# 01. Preprocessing

## Raw Dataset
We download two training dataset from Kaggle

- [NLP with Disaster Tweets](https://www.kaggle.com/competitions/nlp-getting-started/data) (NWDT)
- [Disasters on social media](https://www.kaggle.com/datasets/jannesklaas/disasters-on-social-media) (DOSM)

We use `pandas` for merging two datasets and extracing only relevant features and labels

In [1]:
import pandas as pd

NWDT_PATH = "data/nlp-with-disaster-tweets-train.csv"
DOSM_PATH = "data/disasters-on-social-media.csv"

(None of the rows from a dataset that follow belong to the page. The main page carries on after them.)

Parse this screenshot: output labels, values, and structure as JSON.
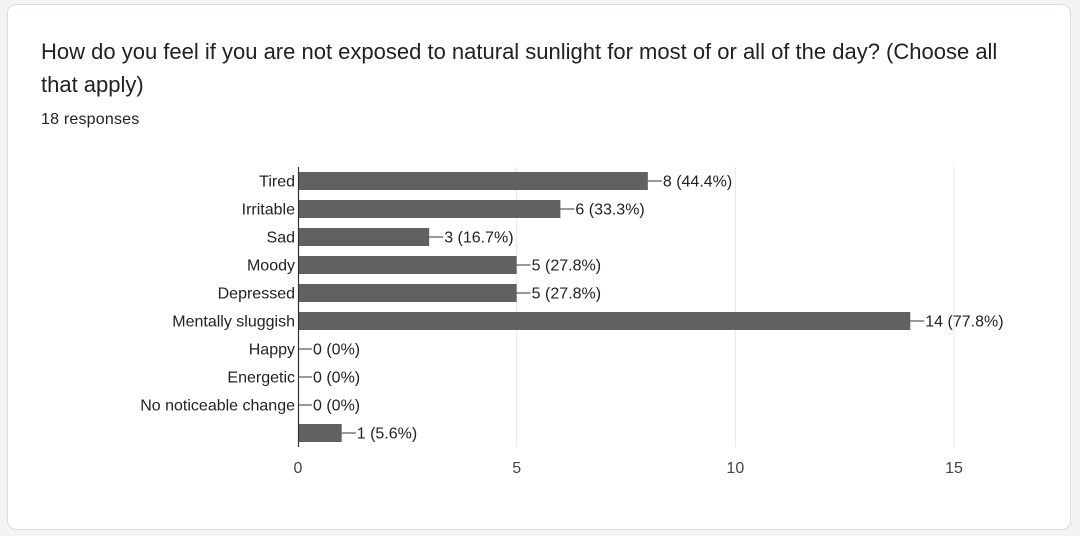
{
  "question": {
    "title": "How do you feel if you are not exposed to natural sunlight for most of or all of the day? (Choose all that apply)",
    "responses": "18 responses"
  },
  "colors": {
    "bar": "#616161",
    "grid": "#e6e6e6",
    "axis": "#333333"
  },
  "chart_data": {
    "type": "bar",
    "orientation": "horizontal",
    "categories": [
      "Tired",
      "Irritable",
      "Sad",
      "Moody",
      "Depressed",
      "Mentally sluggish",
      "Happy",
      "Energetic",
      "No noticeable change",
      ""
    ],
    "values": [
      8,
      6,
      3,
      5,
      5,
      14,
      0,
      0,
      0,
      1
    ],
    "data_labels": [
      "8 (44.4%)",
      "6 (33.3%)",
      "3 (16.7%)",
      "5 (27.8%)",
      "5 (27.8%)",
      "14 (77.8%)",
      "0 (0%)",
      "0 (0%)",
      "0 (0%)",
      "1 (5.6%)"
    ],
    "xlim": [
      0,
      15
    ],
    "xticks": [
      0,
      5,
      10,
      15
    ],
    "grid": true,
    "title": "",
    "xlabel": "",
    "ylabel": ""
  }
}
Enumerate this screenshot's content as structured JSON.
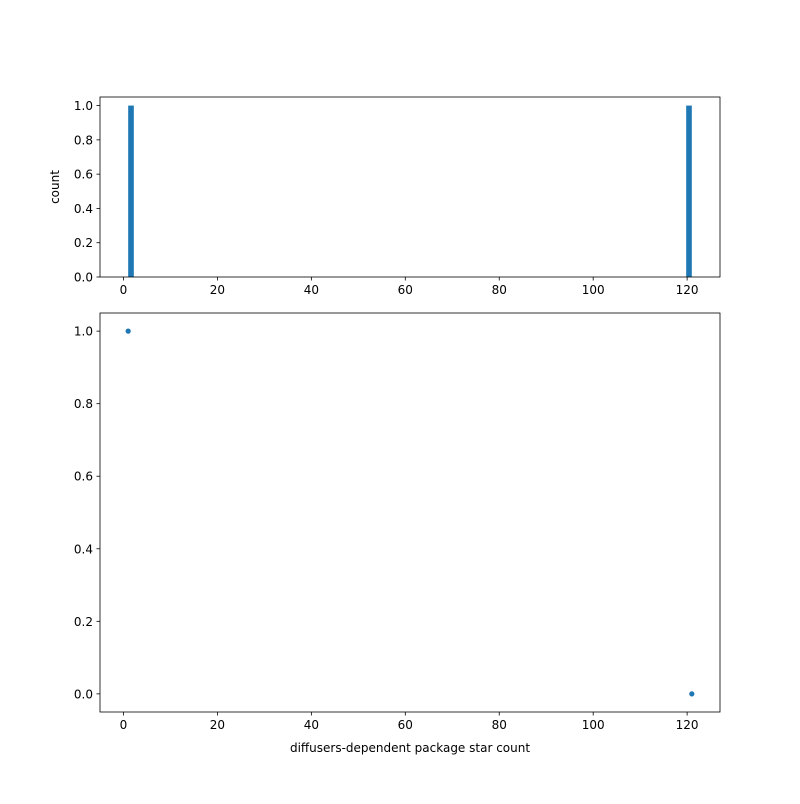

nwdt = pd.read_csv(NWDT_PATH)
dosm = pd.read_csv(DOSM_PATH)

Modify the DOSM dataset to match the NWDT dataset

In [2]:
dosm.loc[dosm["choose_one"] == "Relevant", "target"] = 1
dosm.loc[dosm["choose_one"] == "Not Relevant", "target"] = 0
dosm = dosm.dropna(subset=["target"])
dosm["target"] = dosm["target"].astype("int")
dosm = dosm[["keyword", "location", "text", "target"]]

dosm.head()

Unnamed: 0,keyword,location,text,target
0,,,Just happened a terrible car crash,1
1,,,Our Deeds are the Reason of this #earthquake M...,1
2,,,"Heard about #earthquake is different cities, s...",1
3,,,"there is a forest fire at spot pond, geese are...",1
4,,,Forest fire near La Ronge Sask. Canada,1


Merge two datasets

In [3]:
train_tweets = pd.concat([nwdt, dosm], ignore_index=True).drop("id", axis=1)
train_tweets

Unnamed: 0,keyword,location,text,target
0,,,Our Deeds are the Reason of this #earthquake M...,1
1,,,Forest fire near La Ronge Sask. Canada,1
2,,,All residents asked to 'shelter in place' are ...,1
3,,,"13,000 people receive #wildfires evacuation or...",1
4,,,Just got sent this photo from Ruby #Alaska as ...,1
...,...,...,...,...
18468,,,M1.94 [01:04 UTC]?5km S of Volcano Hawaii. htt...,1
18469,,,Police investigating after an e-bike collided ...,1
18470,,,The Latest: More Homes Razed by Northern Calif...,1
18471,,,MEG issues Hazardous Weather Outlook (HWO) htt...,1


Export the final dataset (`train_tweets`)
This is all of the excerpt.